You can also keep tax professionals up-to-date on changing circumstances — and this also applies long beyond tax filing season. CPAs, for example, don’t typically engage in this type of regular monitoring, but you can help them stay on top of it.

Of course, it’s important to get your client’s permission before sharing any of their personal details or financial plans and investments with others — in line with your firm’s privacy policies.

Help Clients Find the Right Help

Clients often look to financial professionals for recommendations on other specialists, such as CPAs and tax attorneys, to work with. You may already have a list of names you have heard of or collaborated with in the past. Some advisors go even further, getting to know tax experts within their region with the goal of being able to recommend a good fit.
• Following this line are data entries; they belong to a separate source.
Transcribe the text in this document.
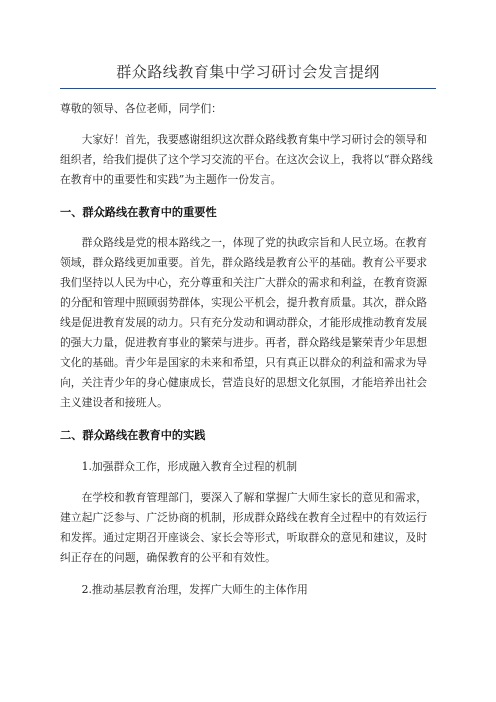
群众路线教育集中学习研讨会发言提纲

尊敬的领导、各位老师，同学们：

大家好！首先，我要感谢组织这次群众路线教育集中学习研讨会的领导和组织者，给我们提供了这个学习交流的平台。在这次会议上，我将以“群众路线在教育中的重要性和实践”为主题作一份发言。

一、群众路线在教育中的重要性

群众路线是党的根本路线之一，体现了党的执政宗旨和人民立场。在教育领域，群众路线更加重要。首先，群众路线是教育公平的基础。教育公平要求我们坚持以人民为中心，充分尊重和关注广大群众的需求和利益，在教育资源的分配和管理中照顾弱势群体，实现公平机会，提升教育质量。其次，群众路线是促进教育发展的动力。只有充分发动和调动群众，才能形成推动教育发展的强大力量，促进教育事业的繁荣与进步。再者，群众路线是繁荣青少年思想文化的基础。青少年是国家的未来和希望，只有真正以群众的利益和需求为导向，关注青少年的身心健康成长，营造良好的思想文化氛围，才能培养出社会主义建设者和接班人。

二、群众路线在教育中的实践

1.加强群众工作，形成融入教育全过程的机制

在学校和教育管理部门，要深入了解和掌握广大师生家长的意见和需求，建立起广泛参与、广泛协商的机制，形成群众路线在教育全过程中的有效运行和发挥。通过定期召开座谈会、家长会等形式，听取群众的意见和建议，及时纠正存在的问题，确保教育的公平和有效性。

2.推动基层教育治理，发挥广大师生的主体作用
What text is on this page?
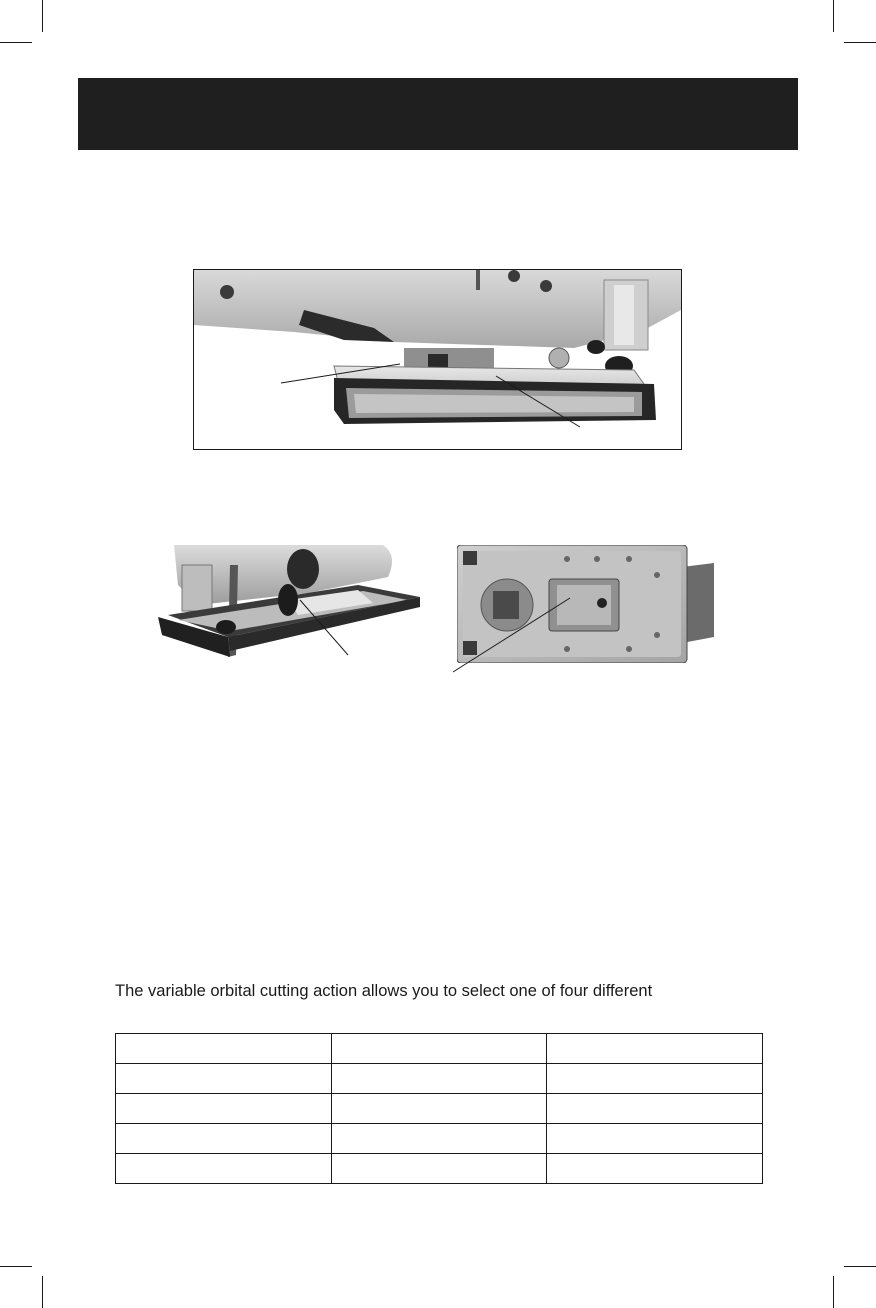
The variable orbital cutting action allows you to select one of four different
If you are making recommendations to a client, it helps to have a sense of the tax specialist’s experience, areas of specialty, pricing and transparency. This leads to fewer surprises when the client is introduced.
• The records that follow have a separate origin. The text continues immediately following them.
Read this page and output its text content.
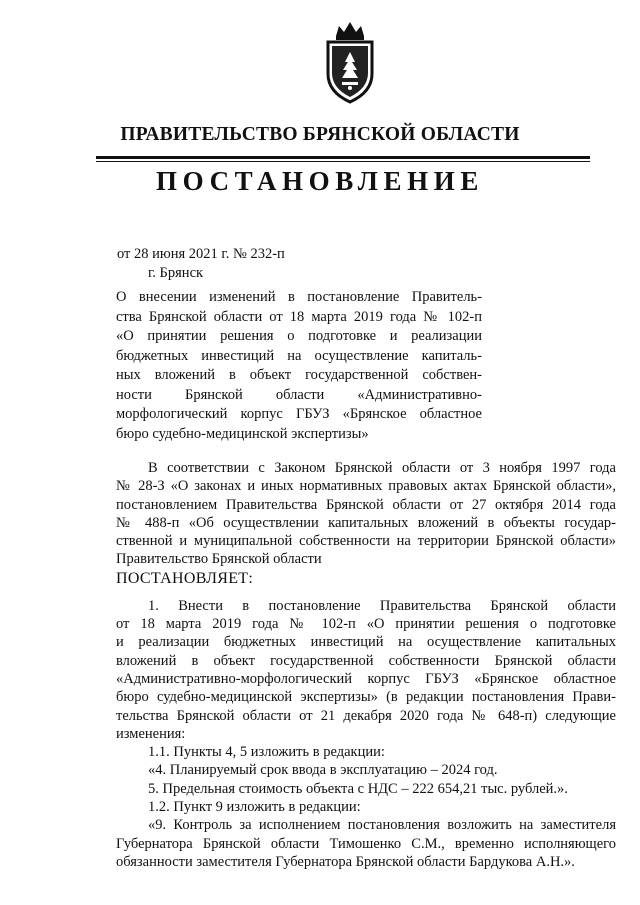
ПРАВИТЕЛЬСТВО БРЯНСКОЙ ОБЛАСТИ
ПОСТАНОВЛЕНИЕ
от 28 июня 2021 г. № 232-п
г. Брянск
О внесении изменений в постановление Правитель-
ства Брянской области от 18 марта 2019 года № 102-п
«О принятии решения о подготовке и реализации
бюджетных инвестиций на осуществление капиталь-
ных вложений в объект государственной собствен-
ности Брянской области «Административно-
морфологический корпус ГБУЗ «Брянское областное
бюро судебно-медицинской экспертизы»
В соответствии с Законом Брянской области от 3 ноября 1997 года
№ 28-З «О законах и иных нормативных правовых актах Брянской области»,
постановлением Правительства Брянской области от 27 октября 2014 года
№ 488-п «Об осуществлении капитальных вложений в объекты государ-
ственной и муниципальной собственности на территории Брянской области»
Правительство Брянской области
ПОСТАНОВЛЯЕТ:
1. Внести в постановление Правительства Брянской области
от 18 марта 2019 года № 102-п «О принятии решения о подготовке
и реализации бюджетных инвестиций на осуществление капитальных
вложений в объект государственной собственности Брянской области
«Административно-морфологический корпус ГБУЗ «Брянское областное
бюро судебно-медицинской экспертизы» (в редакции постановления Прави-
тельства Брянской области от 21 декабря 2020 года № 648-п) следующие
изменения:
1.1. Пункты 4, 5 изложить в редакции:
«4. Планируемый срок ввода в эксплуатацию – 2024 год.
5. Предельная стоимость объекта с НДС – 222 654,21 тыс. рублей.».
1.2. Пункт 9 изложить в редакции:
«9. Контроль за исполнением постановления возложить на заместителя
Губернатора Брянской области Тимошенко С.М., временно исполняющего
обязанности заместителя Губернатора Брянской области Бардукова А.Н.».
These specialists appreciate advisors reaching out to gauge interest in a potential referral and give them background. They avoid wasted time with preliminary phone calls and interviews, and you can start to build a strong reputation among clients’ centers of influence.
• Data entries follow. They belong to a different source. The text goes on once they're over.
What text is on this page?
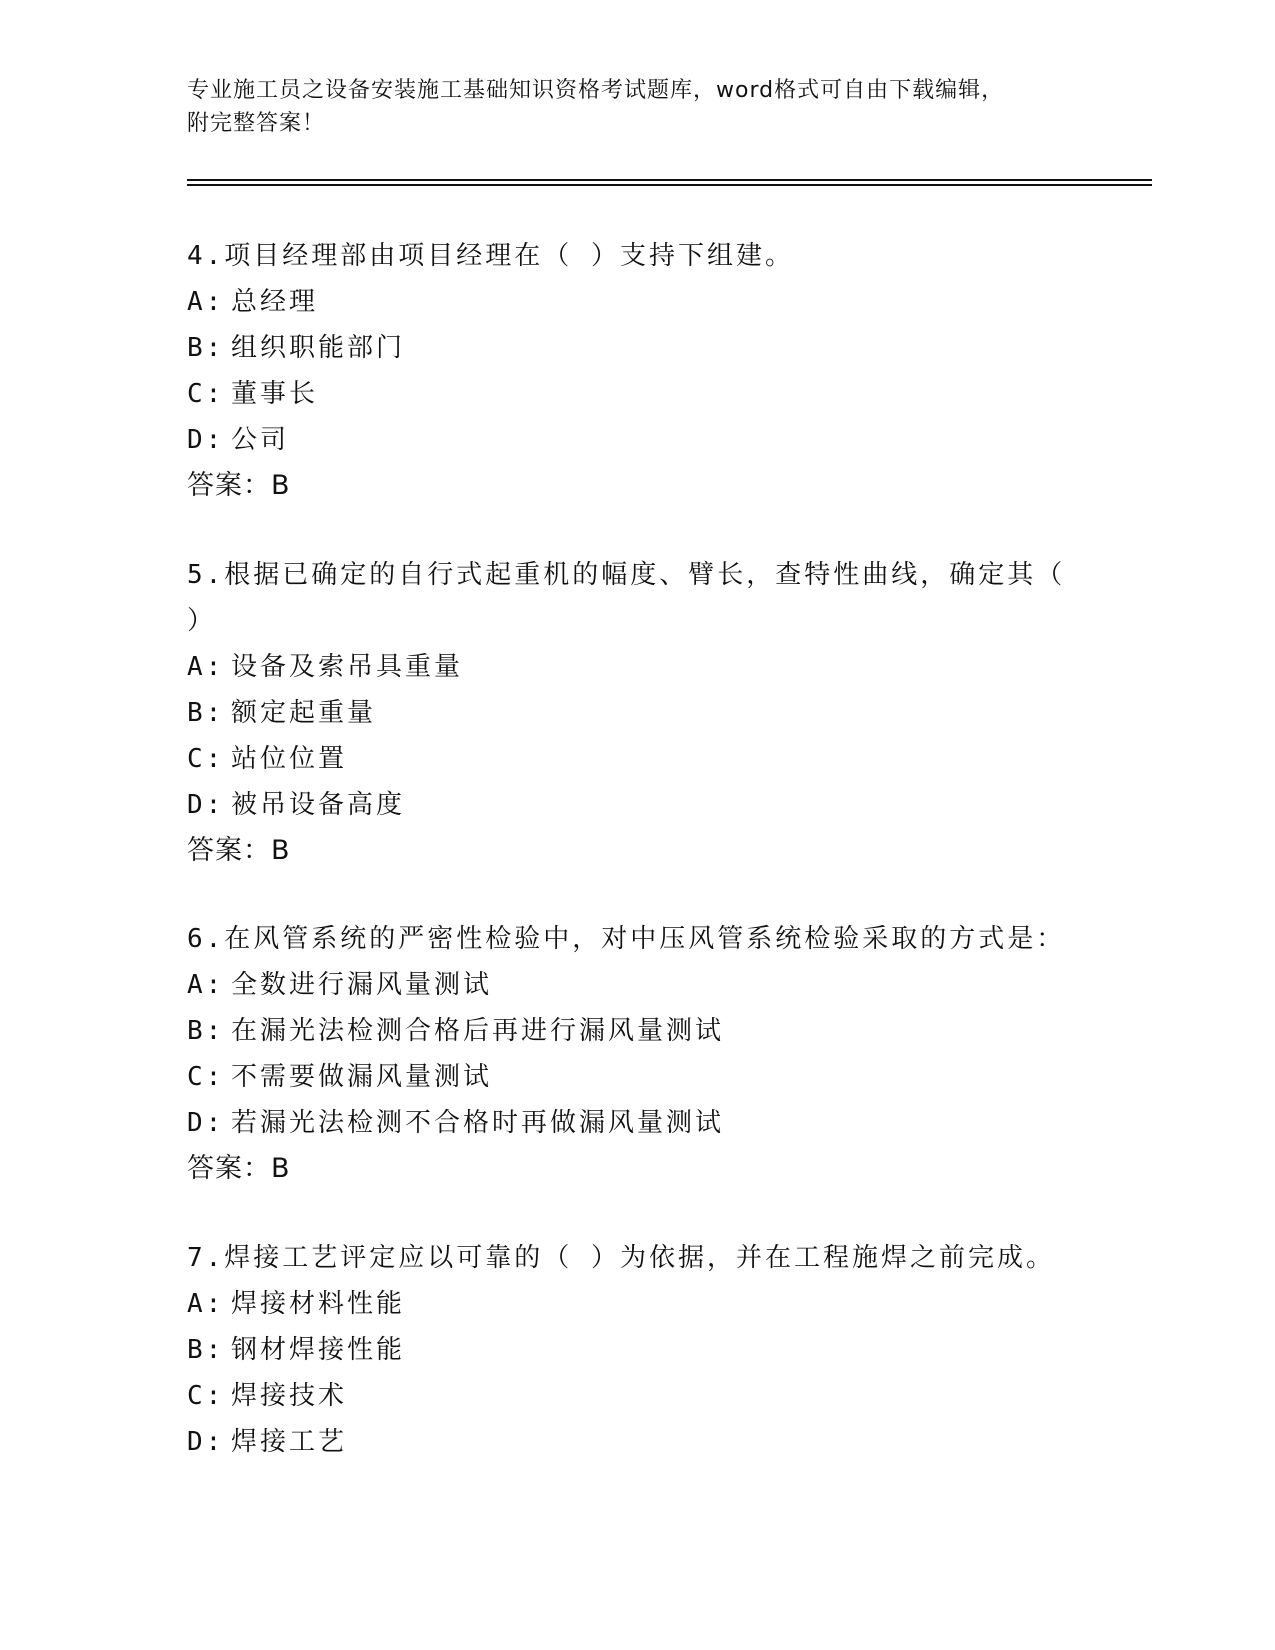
专业施工员之设备安装施工基础知识资格考试题库，word格式可自由下载编辑，
附完整答案！
4.项目经理部由项目经理在（ ）支持下组建。
A: 总经理
B: 组织职能部门
C: 董事长
D: 公司
答案：B
5.根据已确定的自行式起重机的幅度、臂长，查特性曲线，确定其（
）
A: 设备及索吊具重量
B: 额定起重量
C: 站位位置
D: 被吊设备高度
答案：B
6.在风管系统的严密性检验中，对中压风管系统检验采取的方式是：
A: 全数进行漏风量测试
B: 在漏光法检测合格后再进行漏风量测试
C: 不需要做漏风量测试
D: 若漏光法检测不合格时再做漏风量测试
答案：B
7.焊接工艺评定应以可靠的（ ）为依据，并在工程施焊之前完成。
A: 焊接材料性能
B: 钢材焊接性能
C: 焊接技术
D: 焊接工艺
Provide Perspective and Enlightenment

Tax and estate planning topics are complicated and dense, and tax professionals often take for granted the knowledge and training required to fully understand, for example, the deduction limitations for charitable contributions or a particular gifting technique.

You can help the client understand the steps involved, the underlying reasons for a particular planning or transaction recommendation, or anything else that needs clarifying. Sometimes it helps to have someone who is not a CPA or tax attorney explain or provide a different way of looking at a tax return and holistic tax and estate plan. To keep things very simple, some advisors use infographics or flowcharts to illustrate a complicated plan for clients.

Additionally, you can provide similar context and color for the tax professionals, clarifying a client’s wishes or family dynamics, or simply providing a third-person perspective in the engagement.

Keep Things Moving

Tax professionals usually do a great job preparing tax documents and getting them to clients for review, but then can lose momentum. Unfortunately, this tends to be where clients lose momentum, too. The very size of the package of documents (and the complexity!) can be intimidating, and clients may reason that they’ve already done most of the work even when there is more to do. The problem is if a draft becomes outdated or needs to be redone for any reason, it can be more expensive to complete.

Financial professionals can be instrumental in helping the clients complete the process by helping them review the draft documents, overseeing changes and revisions, and generally seeing the process to completion. Even something as simple as making the appointment to sign the documents with the attorney and printing and delivering documents to the client can be incredibly helpful in getting the client through the process.

Tie Up Loose Ends

You’d be surprised how often all of this major legwork is done, only for a client to forget to sign a tax return or other important tax-related document. I saw this more than once during my 13 years practicing tax law. Make sure to help your clients follow up on any loose ends. A little goes a long way.

Leslie Geller is a wealth strategist at Capital Group, home of American Funds, which manages more than $2.3 trillion in equity and fixed income assets for millions of individuals and institutional investors around the world. She is a former tax and estate-planning attorney.